Oil giants Woodside Energy (-3.1%) and Santos (-1%) both fell after the Organization of the Petroleum Exporting Countries and its partners (OPEC+) agreed to ramp up oil output from October. Smaller producers Karoon Energy (-3.7%) and Beach Energy (-1.3%) were also lower.
Smartgroup Corporation (-5.1%), Super Retail Group (-4.9%) and AUB Group (-3.5%) also tumbled as they traded ex-dividend.
Australian shares to open lower ahead of US inflation data
The news: Australian shares are poised to open lower this morning after US stocks retreated on Friday, as investors wait for key inflation data due later this week.

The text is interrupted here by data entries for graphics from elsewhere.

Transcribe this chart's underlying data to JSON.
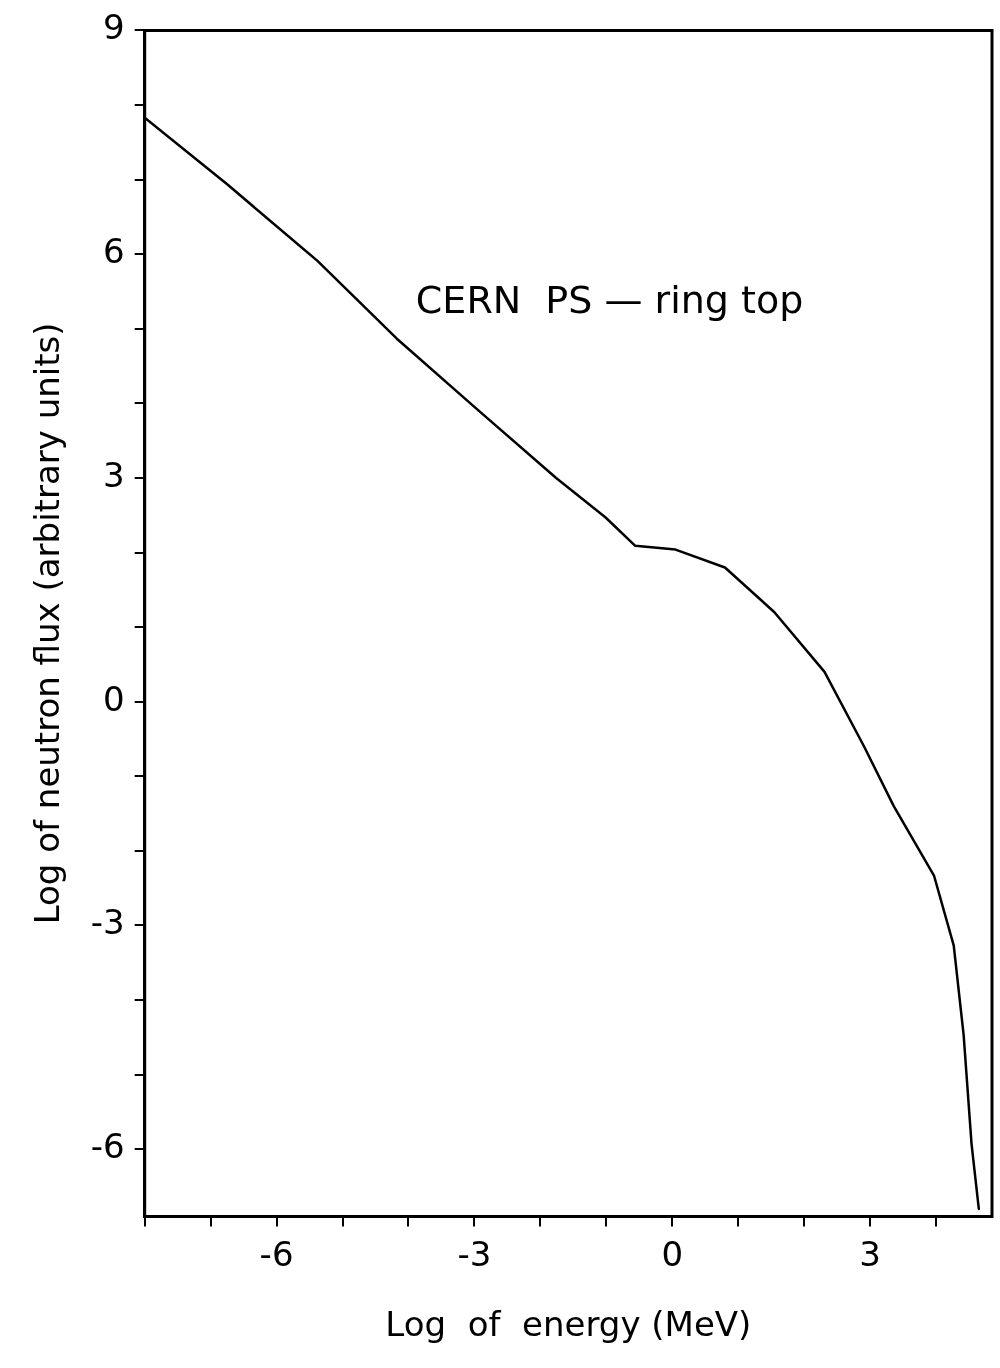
{
  "chart_data": {
    "type": "line",
    "xlabel": "Log  of  energy (MeV)",
    "ylabel": "Log of neutron flux (arbitrary units)",
    "annotations": [
      "CERN  PS — ring top"
    ],
    "series": [
      {
        "color": "#000000",
        "x": [
          -8,
          -6.74,
          -5.38,
          -4.18,
          -2.97,
          -1.76,
          -1.01,
          -0.56,
          0.05,
          0.8,
          1.55,
          2.31,
          2.91,
          3.36,
          3.97,
          4.27,
          4.42,
          4.54,
          4.65
        ],
        "values": [
          7.83,
          6.93,
          5.91,
          4.87,
          3.93,
          3.0,
          2.47,
          2.09,
          2.04,
          1.8,
          1.2,
          0.4,
          -0.6,
          -1.4,
          -2.33,
          -3.27,
          -4.47,
          -5.93,
          -6.8
        ]
      }
    ],
    "xlim": [
      -8,
      4.85
    ],
    "ylim": [
      -6.9,
      9
    ],
    "xticks": [
      {
        "value": -8,
        "label": null
      },
      {
        "value": -7,
        "label": null
      },
      -6,
      {
        "value": -5,
        "label": null
      },
      {
        "value": -4,
        "label": null
      },
      -3,
      {
        "value": -2,
        "label": null
      },
      {
        "value": -1,
        "label": null
      },
      0,
      {
        "value": 1,
        "label": null
      },
      {
        "value": 2,
        "label": null
      },
      3,
      {
        "value": 4,
        "label": null
      }
    ],
    "yticks": [
      -6,
      {
        "value": -5,
        "label": null
      },
      {
        "value": -4,
        "label": null
      },
      -3,
      {
        "value": -2,
        "label": null
      },
      {
        "value": -1,
        "label": null
      },
      0,
      {
        "value": 1,
        "label": null
      },
      {
        "value": 2,
        "label": null
      },
      3,
      {
        "value": 4,
        "label": null
      },
      {
        "value": 5,
        "label": null
      },
      6,
      {
        "value": 7,
        "label": null
      },
      {
        "value": 8,
        "label": null
      },
      9
    ],
    "grid": false,
    "legend": false,
    "marker": "none",
    "line_style": "solid"
  }
}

The numbers: Updated at 7:30am AEST:
- ASX futures: down 15 points to 8,848
- Wall Street: Dow Jones down 0.48%, S&P 500 down 0.32% and Nasdaq down 0.03%
- Europe: CAC 40 down 0.31%, DAX down 0.73% and FTSE 100 down 0.09%
- Spot gold: up 1.15% to USD3,587 per ounce
- Oil prices: Brent up 0.26% USD65.67/bbl and US WTI up 0.16% to USD61.97/bbl
- AUD: down 0.57% to 65.55 US cents
- Bitcoin: up 0.93% to USD111,279.
The context: US stocks pulled back on Friday after new employment data showed US job growth weakened in August.
However, the report boosted confidence that the US Federal Reserve will lower interest rates for the first time in nine months when policy officials meet on 16-17 September.
Investors will now await the latest US producer price index reading, due Wednesday, and consumer price index figures, due Thursday.